In the process, Lubbock became proving ground for NBA talent. Zhaire Smith and Jarrett Culver were selected in the first round of the 2018 and 2019 NBA drafts.
Losing premier players to the pros is a byproduct of the kind of success Texas Tech has recently enjoyed. The three-game, exhibition tour of the Bahamas should provide a peek of who’s next.
Beard and Co. may have lost out on the R.J. Hampton sweepstakes -- the 5-star prospect is indeed tipping off this coming season overseas, albeit in Australia instead of the Bahamas -- but Tech is recruiting strong all the same.
A pair of 4-star prospects, Jahmius Ramsey and Terrence Shannon, have opportunities to factor into the lineup immediately. Davide Moretti, an 11.5-point per game scorer last season, is the top returner from the Final Four run. Gone are Culver, graduating seniors Matt Mooney, Tariq Owens, Brandone Francis and Norense Odiase.
The tour of the Bahamas will provide live competition to acclimate Kyler Edwards into a more prominent role after putting up 5 points per game in 2018-19.
While there’s a scoring void that either former reserve veterans or the incoming class of freshmen need to fill, the true mark of Texas Tech basketball under Beard is its stifling defense. Because these are the first practices and games of the 2019-20 season, do not expect to see a defense that ranked No. 1 nationally in a variety of categories, included adjusted efficiency, ease off.
In fact, the intensity may be turned up to match the tropical heat.
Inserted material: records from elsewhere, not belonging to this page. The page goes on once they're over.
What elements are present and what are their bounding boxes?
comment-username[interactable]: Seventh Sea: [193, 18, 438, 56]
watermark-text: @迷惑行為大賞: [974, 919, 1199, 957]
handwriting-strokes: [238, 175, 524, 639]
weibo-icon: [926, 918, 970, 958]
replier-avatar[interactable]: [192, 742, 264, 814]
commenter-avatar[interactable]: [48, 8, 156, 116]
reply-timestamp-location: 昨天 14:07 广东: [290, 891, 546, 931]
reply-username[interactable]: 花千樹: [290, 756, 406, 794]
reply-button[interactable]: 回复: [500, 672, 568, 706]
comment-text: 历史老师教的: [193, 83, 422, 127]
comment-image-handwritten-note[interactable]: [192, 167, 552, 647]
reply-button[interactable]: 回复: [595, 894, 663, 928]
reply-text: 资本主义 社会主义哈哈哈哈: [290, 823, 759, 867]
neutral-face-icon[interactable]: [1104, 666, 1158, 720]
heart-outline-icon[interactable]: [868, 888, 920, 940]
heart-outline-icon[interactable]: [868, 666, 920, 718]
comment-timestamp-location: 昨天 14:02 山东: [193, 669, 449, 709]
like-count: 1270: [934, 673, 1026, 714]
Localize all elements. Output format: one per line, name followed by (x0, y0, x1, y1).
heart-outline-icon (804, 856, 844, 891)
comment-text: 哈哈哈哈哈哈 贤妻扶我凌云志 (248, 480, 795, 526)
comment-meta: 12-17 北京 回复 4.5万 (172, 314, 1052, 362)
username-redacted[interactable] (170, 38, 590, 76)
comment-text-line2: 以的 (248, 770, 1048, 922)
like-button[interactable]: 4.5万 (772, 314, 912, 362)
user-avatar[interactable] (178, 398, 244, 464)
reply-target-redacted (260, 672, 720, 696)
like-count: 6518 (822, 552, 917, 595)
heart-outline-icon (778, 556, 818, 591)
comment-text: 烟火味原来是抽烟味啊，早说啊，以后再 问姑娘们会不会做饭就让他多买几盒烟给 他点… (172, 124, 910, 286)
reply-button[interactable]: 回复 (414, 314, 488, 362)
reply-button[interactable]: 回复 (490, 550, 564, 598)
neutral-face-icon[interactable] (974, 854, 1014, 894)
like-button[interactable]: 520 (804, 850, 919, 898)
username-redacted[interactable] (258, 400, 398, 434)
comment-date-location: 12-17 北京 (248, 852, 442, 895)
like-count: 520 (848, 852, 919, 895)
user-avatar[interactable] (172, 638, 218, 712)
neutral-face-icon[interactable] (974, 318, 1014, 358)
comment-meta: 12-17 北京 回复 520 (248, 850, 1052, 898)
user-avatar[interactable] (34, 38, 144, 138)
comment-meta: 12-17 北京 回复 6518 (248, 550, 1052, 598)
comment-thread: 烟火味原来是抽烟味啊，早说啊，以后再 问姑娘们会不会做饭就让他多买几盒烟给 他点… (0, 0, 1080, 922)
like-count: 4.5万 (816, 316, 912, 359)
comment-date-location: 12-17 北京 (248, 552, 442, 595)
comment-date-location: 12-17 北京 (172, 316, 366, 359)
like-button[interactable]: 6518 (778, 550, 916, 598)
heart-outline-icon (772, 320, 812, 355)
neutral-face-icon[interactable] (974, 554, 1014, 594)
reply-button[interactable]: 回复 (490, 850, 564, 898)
Texas Tech’s March meddle under Beard is forged with fiery commitment to defensive drills in the offseason and preseason.
And while finding another potential NBA-caliber talent like Culver to command the offense will be of emphasis, perhaps the most intriguing replacement of the tour will be that of Owens. The nation’s No. 11 most effective shot-blocker last season, his absent presence in the paint leaves a void for a new Red Raider to fill.